Un autre aspect que Judith apprécie particulièrement de son rôle au Grand Théâtre, c’est le travail d’équipe. Avec les concepteurs et metteurs en scène, mais aussi avec les techniciens, particulièrement les éclairagistes. « L’intensité et le type d’éclairage ont une grande influence sur la perception des spectateurs. Il faut en tenir compte. Certains tissus ressortent mieux que d’autres, on finit par avoir l’œil! » La couturière a plus d’un tour dans son sac, comme celui qui consiste à atténuer l’éclat des tissus trop blancs en les passant au thé. « C’est comme une grosse infusion dans la laveuse : j’ajoute à la brassée des sachets de thé, glissés dans des bas de nylon avec des pelures d’oignon. Le tissu devient légèrement plus beige, ça ressort beaucoup mieux sous les projecteurs. » Simple et ingénieux…
Rideau!
Une autre part importante du travail de Judith consiste à confectionner, réparer ou adapter les grands rideaux rouges qui ornent les scènes ainsi que les pendrions qui camouflent les coulisses. Les housses d’instruments de musique, particulièrement de pianos, font aussi partie de ses spécialités. « C’est étonnant, mais malgré le prix très élevé d’un piano de concert, il ne vient pas avec une housse de protection. Il faut donc en concevoir sur mesure. » Judith a donc créé des patrons pour la plupart des modèles, incluant la housse du piano public installé à l’extérieur du Grand Théâtre et dont on peut, au besoin, ouvrir seulement la portion recouvrant le clavier. Elle confectionne ensuite chaque housse dans un tissu particulier, dont l’intérieur est toujours recouvert de satin très doux pour ne pas rayer les précieux instruments. La couturière reçoit aussi des demandes d’autres salles de spectacles, au Canada et aux États-Unis. Si ces housses sont la plupart du temps sobres, celle qui habille le majestueux Steinway qui trône dans le hall du Diamant (de style Louis XV et recouvert de feuilles d’or) est d’un blanc éclatant et descend jusqu’au sol, protégeant ainsi les pattes ouvragées de style rococo de ce piano à queue centenaire.

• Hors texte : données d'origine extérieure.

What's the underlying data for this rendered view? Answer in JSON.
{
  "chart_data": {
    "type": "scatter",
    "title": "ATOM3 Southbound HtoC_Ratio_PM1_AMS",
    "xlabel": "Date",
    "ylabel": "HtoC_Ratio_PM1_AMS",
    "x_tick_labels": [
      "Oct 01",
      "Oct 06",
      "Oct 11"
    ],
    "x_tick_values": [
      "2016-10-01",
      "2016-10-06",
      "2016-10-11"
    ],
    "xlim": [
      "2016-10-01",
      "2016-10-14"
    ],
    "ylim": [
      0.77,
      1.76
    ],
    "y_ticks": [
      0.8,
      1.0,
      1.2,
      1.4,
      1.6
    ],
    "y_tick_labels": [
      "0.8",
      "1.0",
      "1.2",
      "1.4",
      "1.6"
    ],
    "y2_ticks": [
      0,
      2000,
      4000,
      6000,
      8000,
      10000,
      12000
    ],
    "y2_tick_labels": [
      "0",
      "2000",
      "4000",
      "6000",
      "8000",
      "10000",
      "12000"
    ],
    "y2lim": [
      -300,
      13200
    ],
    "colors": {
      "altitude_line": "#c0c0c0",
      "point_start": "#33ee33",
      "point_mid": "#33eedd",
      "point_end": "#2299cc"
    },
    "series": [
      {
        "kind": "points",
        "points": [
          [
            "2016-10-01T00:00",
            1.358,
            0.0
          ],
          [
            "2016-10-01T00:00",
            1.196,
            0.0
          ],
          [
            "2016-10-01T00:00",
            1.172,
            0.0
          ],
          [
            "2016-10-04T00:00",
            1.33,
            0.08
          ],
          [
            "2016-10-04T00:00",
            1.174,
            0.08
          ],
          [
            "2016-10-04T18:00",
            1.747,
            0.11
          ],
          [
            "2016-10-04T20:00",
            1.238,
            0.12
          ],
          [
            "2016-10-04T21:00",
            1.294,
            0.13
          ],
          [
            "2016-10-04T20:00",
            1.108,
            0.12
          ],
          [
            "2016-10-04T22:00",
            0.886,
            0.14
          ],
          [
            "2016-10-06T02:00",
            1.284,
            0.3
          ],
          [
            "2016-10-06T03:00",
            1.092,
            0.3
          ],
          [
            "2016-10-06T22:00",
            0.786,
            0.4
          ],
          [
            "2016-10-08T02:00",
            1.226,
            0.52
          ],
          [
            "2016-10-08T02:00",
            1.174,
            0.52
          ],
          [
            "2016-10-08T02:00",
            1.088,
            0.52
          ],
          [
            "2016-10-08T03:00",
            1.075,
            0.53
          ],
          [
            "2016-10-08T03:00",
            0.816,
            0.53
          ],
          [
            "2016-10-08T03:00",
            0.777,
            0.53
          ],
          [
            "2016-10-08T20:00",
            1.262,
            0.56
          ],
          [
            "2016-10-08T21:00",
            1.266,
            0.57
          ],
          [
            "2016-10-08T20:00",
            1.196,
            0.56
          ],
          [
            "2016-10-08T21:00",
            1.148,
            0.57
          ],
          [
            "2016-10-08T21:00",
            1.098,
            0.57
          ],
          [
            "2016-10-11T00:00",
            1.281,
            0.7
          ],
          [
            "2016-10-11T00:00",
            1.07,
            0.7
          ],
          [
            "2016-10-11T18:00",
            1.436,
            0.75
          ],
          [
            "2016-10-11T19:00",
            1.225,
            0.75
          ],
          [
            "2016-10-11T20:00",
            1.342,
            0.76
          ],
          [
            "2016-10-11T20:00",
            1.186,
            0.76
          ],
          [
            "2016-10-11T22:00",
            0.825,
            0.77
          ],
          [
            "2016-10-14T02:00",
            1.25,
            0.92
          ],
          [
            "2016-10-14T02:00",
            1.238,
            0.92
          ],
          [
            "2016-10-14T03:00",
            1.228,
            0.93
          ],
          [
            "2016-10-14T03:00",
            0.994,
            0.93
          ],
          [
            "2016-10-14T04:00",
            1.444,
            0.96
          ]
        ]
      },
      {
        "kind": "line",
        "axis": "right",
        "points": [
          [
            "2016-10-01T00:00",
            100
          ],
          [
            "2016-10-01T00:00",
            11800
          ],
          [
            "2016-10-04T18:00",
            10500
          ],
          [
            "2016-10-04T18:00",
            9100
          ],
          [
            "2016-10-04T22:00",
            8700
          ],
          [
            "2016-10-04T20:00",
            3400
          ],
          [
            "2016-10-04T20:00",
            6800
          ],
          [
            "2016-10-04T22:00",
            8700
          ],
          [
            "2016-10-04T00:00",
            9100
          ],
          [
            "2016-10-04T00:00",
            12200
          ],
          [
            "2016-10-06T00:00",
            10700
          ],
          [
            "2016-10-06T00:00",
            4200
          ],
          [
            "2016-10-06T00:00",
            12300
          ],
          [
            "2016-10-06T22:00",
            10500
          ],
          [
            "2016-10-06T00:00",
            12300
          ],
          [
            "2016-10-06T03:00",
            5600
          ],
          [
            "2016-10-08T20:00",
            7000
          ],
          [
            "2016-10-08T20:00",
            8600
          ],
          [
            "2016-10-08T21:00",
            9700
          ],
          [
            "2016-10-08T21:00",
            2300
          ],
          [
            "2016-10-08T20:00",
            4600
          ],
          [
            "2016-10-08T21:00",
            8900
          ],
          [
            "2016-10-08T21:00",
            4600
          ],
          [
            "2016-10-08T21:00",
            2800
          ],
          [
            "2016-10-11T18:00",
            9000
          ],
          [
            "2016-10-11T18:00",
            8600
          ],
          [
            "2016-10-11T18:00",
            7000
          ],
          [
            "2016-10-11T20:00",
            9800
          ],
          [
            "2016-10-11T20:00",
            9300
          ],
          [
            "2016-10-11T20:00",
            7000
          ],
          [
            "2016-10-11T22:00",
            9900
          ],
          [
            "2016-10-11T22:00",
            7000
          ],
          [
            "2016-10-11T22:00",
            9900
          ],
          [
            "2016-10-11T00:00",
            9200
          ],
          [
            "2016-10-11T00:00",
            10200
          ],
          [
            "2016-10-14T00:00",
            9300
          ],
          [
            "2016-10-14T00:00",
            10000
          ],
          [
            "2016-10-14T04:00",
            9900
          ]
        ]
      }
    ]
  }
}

L’ingéniosité et les doigts de fée de Judith sont aussi mis à profit pour protéger divers équipements de scène, comme les consoles. Dans ce cas, c’est l’efficacité qui prime : la protection doit être facile à mettre et à enlever, et modulable pour ne pas avoir à tout débrancher. Encore une fois, l’écoute attentive des besoins, l’inventivité et le travail d’équipe sont à l’honneur.

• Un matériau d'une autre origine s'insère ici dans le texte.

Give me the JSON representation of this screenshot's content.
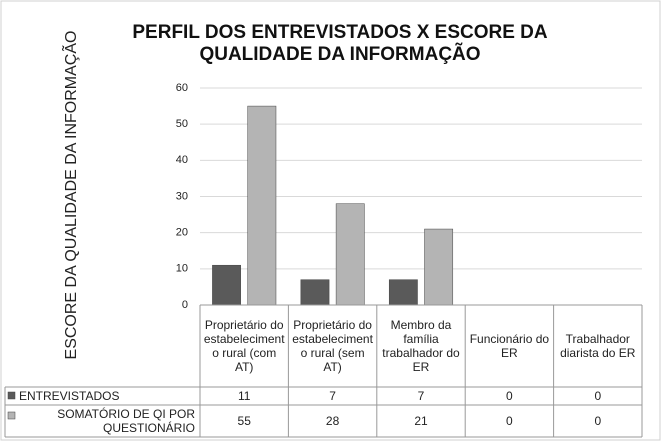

Le savoir-faire de Judith est une denrée rare. Au point où plusieurs concepteurs décident d’apprendre à coudre pour faire face à la pénurie d’artisans spécialisés. Judith souhaite vivement transmettre ses connaissances et participer à former la relève, mais elle ne voit pas le jour où sa propre passion faiblira. « Quand je m’assois dans une salle de spectacle et que je vois un bord de rideau qui retrousse ou la cape d’un comédien qui vire de bord, j’ai juste le goût de monter sur scène pour aller l’arranger », s’exclame-t-elle en riant.